A Sexta Turma do Tribunal Superior do Trabalho afastou a deserção do recurso ordinário de um servidor público federal de Jacarezinho (PR) que não pagara as custas processuais fixadas na sentença. O colegiado concluiu que, como o que estava em discussão no mérito do recurso era o próprio direito ao benefício da justiça gratuita, a exigência de recolhimento das custas caracteriza cerceamento do direito de defesa.

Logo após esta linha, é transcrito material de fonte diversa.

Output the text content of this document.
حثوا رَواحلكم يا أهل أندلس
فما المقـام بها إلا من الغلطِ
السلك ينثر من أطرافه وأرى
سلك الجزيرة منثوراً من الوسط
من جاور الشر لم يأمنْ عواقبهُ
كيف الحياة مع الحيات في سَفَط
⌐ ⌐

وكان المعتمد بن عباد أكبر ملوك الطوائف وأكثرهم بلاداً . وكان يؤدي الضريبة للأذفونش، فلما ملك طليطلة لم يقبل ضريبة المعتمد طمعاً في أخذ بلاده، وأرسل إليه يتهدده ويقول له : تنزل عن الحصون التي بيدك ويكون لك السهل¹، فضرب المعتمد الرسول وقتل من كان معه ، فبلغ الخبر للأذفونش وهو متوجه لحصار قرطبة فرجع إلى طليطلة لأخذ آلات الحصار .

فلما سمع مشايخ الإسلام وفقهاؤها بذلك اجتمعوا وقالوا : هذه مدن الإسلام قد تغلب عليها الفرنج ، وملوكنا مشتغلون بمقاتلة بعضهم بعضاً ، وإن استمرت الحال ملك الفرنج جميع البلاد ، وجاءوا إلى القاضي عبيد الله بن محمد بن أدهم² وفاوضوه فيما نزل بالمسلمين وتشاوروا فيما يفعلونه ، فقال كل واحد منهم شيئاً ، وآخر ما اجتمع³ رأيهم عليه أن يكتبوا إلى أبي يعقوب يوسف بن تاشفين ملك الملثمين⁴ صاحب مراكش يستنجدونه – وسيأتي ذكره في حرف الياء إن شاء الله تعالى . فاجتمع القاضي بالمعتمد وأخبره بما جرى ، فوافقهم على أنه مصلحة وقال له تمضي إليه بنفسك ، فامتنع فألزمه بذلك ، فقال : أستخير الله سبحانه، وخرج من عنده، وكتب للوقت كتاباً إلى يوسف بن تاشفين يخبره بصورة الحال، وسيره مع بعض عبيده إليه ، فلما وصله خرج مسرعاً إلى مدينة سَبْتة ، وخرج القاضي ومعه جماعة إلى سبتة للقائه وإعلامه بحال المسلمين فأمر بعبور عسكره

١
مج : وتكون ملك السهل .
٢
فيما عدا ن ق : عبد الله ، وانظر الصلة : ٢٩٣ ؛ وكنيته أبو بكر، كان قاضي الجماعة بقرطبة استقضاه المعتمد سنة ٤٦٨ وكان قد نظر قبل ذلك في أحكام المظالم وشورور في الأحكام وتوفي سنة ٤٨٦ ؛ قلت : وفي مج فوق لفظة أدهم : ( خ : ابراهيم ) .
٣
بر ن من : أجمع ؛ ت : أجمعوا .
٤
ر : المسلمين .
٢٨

Mudança de regime inválido

Na reclamação trabalhista, o servidor pretende a condenação da Fundação Nacional de Saúde (Funasa) ao recolhimento do FGTS na sua conta vinculada. Ele fora admitido em 1979, pela extinta Superintendência de Campanhas de Saúde Pública (Sucam), sucedida pela Funasa, e alegava que a alteração de seu regime jurídico de celetista para estatutário, a partir de 1990, era inválida.

Ausência de preparo

O juízo da Vara do Trabalho de Jacarezinho (PR) considerou a Justiça do Trabalho incompetente para julgar o caso e rejeitou o pedido de concessão da justiça gratuita. Na sequência, o Tribunal Regional do Trabalho da 9ª Região (PR) rejeitou o recurso ordinário do empregado, que discutia o indeferimento do benefício, entre os demais pontos, por entender que era necessário o pagamento das custas processuais fixadas na sentença. De acordo com o TRT, o empregado fora intimado para comprovar o preparo do recurso no prazo de cinco dias, mas não o fez. Por isso, declarou a deserção.

Direito de defesa

A relatora do recurso de revista do servidor, ministra Kátia Arruda, assinalou que, se a discussão relativa ao direito à gratuidade de justiça é objeto do recurso ordinário, a declaração de deserção é equivocada. “A exigência do preparo está vinculada à própria análise do mérito, não havendo necessidade de comprovação do recolhimento das custas arbitradas no juízo de origem”, afirmou. Para a relatora, a medida, nessa circunstância, implica cerceamento do direito de defesa da parte. 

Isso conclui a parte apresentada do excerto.